I'm a linguist (Python newbie) trying to use Python to help me with some simple NLP processing. I have extracted verb + preposition + VBG triples from the British National Corpus, so I have large csv files containing stuff like this:


The python script below counts tokens within any given column (e.g., how many times does the verb "prevent" occur, or how many times does the preposition "by" occur).

import csv
out_stream = file('counted_test_file.csv', 'w')
x = csv.reader(open('test_file.csv', 'rb'))

count = {}

for verb, prep, vbg in x:
	if verb not in count:
		count[verb] = 0
	count[verb] += 1

for (key, val) in count.items():
	print>>out_stream, "%s,%s" % (key, val)


Now I'm trying to get this code to count all combinations (e.g., how many times does 'prevent' occur with 'from'). I tried the following variation, but this just counts preps (the second element in the csv file):

for verb, prep, vbg in x:
if (verb and prep) not in count:
count[(verb and prep)] = 0
count[(verb and prep)] += 1

Any help would be greatly appreciated!

How about count[(verb,prep)] += 1 ?

How about count[(verb,prep)] += 1 ?

Ahh, yes, count[(verb,prep)] += 1 worked. So simple. Thanks!

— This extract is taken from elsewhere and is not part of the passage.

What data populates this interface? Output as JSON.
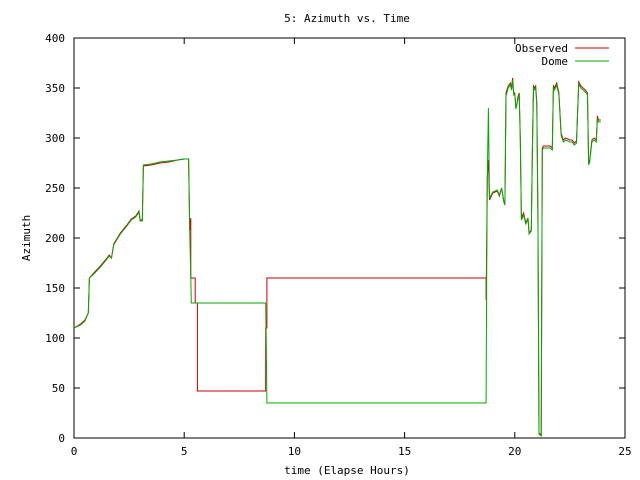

If you want both verb and prep to be found in count created by the existing code

from collections import defaultdict
total_found_dic = defaultdict(int) 
if (verb in count) and (prep in count):
     total_found_dic[(verb, prep)]  += 1

Note that you want to test sub-words and print the results to see what happens. I doubt you are looking for "the", but as an example, searching for "the" may or may not give it hit for the word "they", depending on how the dictionary is arranged.